January 14, 2002 at 5:28 am
With SQL2K Scope_Identity() solves those issues - I agree it was a pain and a MAJOR source of bugs if someone added a trigger that inserted to another table with identity column after the fact. Another option is to use a unique identifier for the audit primary key if you prefer/like a contrived key.
On text cols...guess it depends how important it is! I use instead of triggers in some places, in others it is non-critical data and I just don't audit.
Andy
January 14, 2002 at 5:15 pm
Hi Andy
Thanks Andy, also found an article on it and will give it a burl. Ill have to be more thorough in reading up on the new features.
Cheers
Chris
Chris Kempster
www.chriskempster.com
Author of "SQL Server Backup, Recovery & Troubleshooting"
Author of "SQL Server 2k for the Oracle DBA"
January 24, 2002 at 3:54 pm
I never had a problem with the identity columns. I think this is because we didn't use them a lot where I used to work (Telos Corporation).
Robert Marda
Robert W. Marda
Billing and OSS Specialist - SQL Programmer
MCL Systems
January 16, 2004 at 6:31 am
The only issue I have with this approach is it makes one assumption. Each user in the organization has a network sign on. Where I currently work (today is my last day) the network admin refuses to give everyone network signons. He knows at some point we have to have auditing of changes and I have told him this is the best approach. But he refuses to do so. Since the application we developed has unique signons for each user we could do something with that but it makes it harder.

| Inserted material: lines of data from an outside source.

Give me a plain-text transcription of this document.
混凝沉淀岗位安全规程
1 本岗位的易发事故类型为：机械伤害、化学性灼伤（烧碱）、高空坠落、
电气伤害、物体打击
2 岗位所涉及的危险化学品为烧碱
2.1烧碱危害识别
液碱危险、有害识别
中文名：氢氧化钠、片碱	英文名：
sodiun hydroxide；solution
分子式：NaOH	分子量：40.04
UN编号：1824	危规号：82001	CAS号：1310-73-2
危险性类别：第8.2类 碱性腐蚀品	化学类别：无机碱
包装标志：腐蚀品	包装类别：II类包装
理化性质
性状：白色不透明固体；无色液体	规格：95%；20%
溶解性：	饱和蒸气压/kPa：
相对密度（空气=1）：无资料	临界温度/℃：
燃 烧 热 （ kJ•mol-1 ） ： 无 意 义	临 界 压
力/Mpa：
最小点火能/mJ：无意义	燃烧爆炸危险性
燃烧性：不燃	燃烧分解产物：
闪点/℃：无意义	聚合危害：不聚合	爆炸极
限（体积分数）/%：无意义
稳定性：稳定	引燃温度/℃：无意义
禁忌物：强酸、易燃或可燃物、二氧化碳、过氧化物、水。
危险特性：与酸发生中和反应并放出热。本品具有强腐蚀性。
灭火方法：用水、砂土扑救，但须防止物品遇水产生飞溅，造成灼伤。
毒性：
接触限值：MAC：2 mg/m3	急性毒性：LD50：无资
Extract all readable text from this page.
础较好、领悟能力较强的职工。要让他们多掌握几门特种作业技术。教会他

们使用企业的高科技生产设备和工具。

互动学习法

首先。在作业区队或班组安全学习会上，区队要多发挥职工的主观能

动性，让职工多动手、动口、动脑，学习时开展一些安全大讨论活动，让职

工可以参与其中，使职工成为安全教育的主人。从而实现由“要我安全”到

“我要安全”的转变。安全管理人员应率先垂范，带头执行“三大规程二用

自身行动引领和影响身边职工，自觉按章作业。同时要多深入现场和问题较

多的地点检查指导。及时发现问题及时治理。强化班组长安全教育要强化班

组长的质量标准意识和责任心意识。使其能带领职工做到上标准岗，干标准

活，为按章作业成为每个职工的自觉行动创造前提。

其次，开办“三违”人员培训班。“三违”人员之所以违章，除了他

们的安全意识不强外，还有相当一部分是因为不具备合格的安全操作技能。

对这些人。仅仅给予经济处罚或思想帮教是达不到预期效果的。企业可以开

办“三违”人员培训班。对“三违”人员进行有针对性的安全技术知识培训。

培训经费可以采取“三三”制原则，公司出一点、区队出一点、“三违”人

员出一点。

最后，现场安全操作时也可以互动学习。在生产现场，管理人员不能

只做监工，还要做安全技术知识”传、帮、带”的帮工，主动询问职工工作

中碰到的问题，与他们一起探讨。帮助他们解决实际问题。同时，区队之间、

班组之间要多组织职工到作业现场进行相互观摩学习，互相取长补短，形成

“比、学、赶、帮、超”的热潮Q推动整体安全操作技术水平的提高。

Having network signons is usually a good assumption to make but not always.
Ross
January 22, 2004 at 7:51 am
I'm currently building a security administrator app and I have a process where when a user's info is updated, the permissions table is also updated. I send in the UserID that is doing the update into the stored procedure. My question is can the trigger read the "Updated By UserID" param or would I have to have a column in the UserInfo table get updated by the UserID param and then the trigger would get the UserInfo:Updated By UserID column?